Kisco, for its part, has one entrance-fee CCRC that it acquired and a rental-model CCRC that it developed. The company has licensing in place on the latter community to introduce entrance fees if they so choose. “We like that flexibility,” says Kohlberg.
“Generally, entrance-fee customers are a little bit younger,” says Kohlberg. “They tend more often to be couples and they tend to be long-term planners.
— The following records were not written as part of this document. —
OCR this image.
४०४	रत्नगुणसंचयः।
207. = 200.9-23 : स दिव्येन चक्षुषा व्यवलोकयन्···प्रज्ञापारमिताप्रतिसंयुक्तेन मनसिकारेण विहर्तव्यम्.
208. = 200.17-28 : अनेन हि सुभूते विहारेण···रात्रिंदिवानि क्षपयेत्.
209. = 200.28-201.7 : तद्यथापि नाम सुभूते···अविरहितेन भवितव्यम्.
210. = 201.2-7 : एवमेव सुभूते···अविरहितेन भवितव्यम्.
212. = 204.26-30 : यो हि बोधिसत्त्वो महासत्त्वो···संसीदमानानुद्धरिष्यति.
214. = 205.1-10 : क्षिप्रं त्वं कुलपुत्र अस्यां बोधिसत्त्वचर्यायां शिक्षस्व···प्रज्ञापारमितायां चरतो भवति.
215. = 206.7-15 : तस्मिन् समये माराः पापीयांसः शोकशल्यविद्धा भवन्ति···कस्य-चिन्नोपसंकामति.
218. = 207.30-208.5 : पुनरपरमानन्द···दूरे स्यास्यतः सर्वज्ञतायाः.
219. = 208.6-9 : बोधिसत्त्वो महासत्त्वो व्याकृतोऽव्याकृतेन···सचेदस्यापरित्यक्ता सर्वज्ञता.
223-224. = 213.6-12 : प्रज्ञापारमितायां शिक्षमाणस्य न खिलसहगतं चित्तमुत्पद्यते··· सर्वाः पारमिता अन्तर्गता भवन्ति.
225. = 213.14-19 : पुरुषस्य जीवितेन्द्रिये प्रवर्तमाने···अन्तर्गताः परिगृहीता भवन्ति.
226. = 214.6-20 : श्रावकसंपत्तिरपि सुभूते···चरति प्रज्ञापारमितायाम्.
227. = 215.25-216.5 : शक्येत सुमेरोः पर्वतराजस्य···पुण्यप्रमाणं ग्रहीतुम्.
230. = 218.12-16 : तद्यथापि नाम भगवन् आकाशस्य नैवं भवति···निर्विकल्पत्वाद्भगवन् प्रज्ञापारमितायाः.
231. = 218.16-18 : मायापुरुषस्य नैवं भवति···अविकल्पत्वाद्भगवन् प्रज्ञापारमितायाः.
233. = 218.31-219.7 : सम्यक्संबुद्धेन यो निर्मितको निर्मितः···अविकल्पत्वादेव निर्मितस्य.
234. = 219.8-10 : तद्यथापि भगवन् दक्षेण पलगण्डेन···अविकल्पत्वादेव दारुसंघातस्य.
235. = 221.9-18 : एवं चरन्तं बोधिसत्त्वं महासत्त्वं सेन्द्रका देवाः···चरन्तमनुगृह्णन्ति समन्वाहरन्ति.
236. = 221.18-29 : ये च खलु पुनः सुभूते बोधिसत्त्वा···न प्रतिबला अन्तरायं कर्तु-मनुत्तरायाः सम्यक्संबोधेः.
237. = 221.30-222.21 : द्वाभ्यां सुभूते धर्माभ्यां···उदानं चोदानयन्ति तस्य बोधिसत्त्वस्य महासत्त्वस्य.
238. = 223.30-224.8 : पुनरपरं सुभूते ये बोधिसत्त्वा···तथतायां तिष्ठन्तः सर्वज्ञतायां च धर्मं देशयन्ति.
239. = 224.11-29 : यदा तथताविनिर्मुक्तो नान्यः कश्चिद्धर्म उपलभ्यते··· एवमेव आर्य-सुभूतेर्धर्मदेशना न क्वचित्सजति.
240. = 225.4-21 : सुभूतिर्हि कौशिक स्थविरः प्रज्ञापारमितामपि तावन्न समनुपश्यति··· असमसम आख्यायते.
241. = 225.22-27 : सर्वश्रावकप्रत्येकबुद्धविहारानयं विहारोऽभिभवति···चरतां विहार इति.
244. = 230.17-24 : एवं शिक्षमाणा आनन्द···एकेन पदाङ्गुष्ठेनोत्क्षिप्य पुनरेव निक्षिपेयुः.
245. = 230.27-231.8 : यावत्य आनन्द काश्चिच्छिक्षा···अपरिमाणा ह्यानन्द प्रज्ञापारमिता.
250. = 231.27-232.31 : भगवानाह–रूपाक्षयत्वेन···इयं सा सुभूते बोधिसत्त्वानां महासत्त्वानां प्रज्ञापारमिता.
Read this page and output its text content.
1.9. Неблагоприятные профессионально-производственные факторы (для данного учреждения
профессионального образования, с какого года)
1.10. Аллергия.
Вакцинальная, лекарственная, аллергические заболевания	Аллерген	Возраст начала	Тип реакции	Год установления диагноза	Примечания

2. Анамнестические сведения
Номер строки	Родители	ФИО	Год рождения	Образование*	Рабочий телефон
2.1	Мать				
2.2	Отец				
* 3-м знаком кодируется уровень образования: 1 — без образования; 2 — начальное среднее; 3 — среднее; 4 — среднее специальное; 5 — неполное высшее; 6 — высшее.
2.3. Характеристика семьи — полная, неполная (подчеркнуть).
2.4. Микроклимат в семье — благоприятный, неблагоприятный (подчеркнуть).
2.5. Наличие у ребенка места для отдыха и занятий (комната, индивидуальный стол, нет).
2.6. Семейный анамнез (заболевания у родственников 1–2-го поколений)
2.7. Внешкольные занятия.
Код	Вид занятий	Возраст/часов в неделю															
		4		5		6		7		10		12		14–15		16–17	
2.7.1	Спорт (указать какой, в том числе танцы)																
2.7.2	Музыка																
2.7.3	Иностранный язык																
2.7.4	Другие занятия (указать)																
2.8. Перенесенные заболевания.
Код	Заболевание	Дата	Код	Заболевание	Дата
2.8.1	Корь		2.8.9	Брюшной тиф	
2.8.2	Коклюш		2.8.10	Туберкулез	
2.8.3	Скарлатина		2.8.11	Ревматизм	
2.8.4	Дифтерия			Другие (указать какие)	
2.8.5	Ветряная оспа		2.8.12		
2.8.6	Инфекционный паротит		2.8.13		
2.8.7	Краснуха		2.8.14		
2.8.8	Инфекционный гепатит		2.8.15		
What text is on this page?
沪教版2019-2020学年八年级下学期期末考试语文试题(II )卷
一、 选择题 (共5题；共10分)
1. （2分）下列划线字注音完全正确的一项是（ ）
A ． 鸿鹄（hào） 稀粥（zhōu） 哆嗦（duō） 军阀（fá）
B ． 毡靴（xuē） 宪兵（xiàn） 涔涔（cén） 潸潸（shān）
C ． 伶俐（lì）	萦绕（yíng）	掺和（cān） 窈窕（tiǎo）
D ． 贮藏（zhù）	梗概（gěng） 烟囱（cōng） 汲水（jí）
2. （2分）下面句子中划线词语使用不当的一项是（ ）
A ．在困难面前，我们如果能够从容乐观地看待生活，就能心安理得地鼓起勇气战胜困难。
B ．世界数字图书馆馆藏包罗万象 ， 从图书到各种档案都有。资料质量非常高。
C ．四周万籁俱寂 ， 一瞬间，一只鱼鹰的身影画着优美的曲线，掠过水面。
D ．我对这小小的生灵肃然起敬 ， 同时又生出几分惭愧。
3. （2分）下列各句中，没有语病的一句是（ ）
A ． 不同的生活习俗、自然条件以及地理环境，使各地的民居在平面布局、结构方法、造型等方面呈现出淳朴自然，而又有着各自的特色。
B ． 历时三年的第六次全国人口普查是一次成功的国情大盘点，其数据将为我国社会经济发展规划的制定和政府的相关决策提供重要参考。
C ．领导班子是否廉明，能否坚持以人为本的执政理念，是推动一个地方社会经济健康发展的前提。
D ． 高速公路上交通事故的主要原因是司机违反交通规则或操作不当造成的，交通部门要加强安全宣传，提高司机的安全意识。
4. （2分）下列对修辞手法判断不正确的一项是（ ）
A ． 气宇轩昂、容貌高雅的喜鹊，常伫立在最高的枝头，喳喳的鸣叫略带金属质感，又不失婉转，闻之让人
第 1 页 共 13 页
They want certainty and peace of mind well ahead of time.”
“Rental customers tend to be a little older, and want the flexibility of being able to move if their circumstances change,” he continues. “They value the continuum of care, but not as much. They consider themselves more mobile or transient and like the flexibility.”
In addition to the variety of options, CCRCs have another advantage, according to Ziegler’s Hermann. The difficulty of building the massive campuses means very little new supply is on the way.
Ziegler arranged $7 billion in financing for CCRCs over the last two years, notes Hermann, but only 10 percent of that is going into new campus development, with 30 percent going to refinancings and 60 percent designated for expansions and renovations of existing campuses.
“We’re pretty bullish on CCRCs due to the difficulty of developing new,” says Hermann. “We wish there were more new entrance-fee communities, but if they’re not a high rise then they’re on 40 to 50 acres. It’s hard to buy the land, hard to get the entitlements. The scarcity of entrance-fee CCRCs in metro markets is going to make them more desirable.”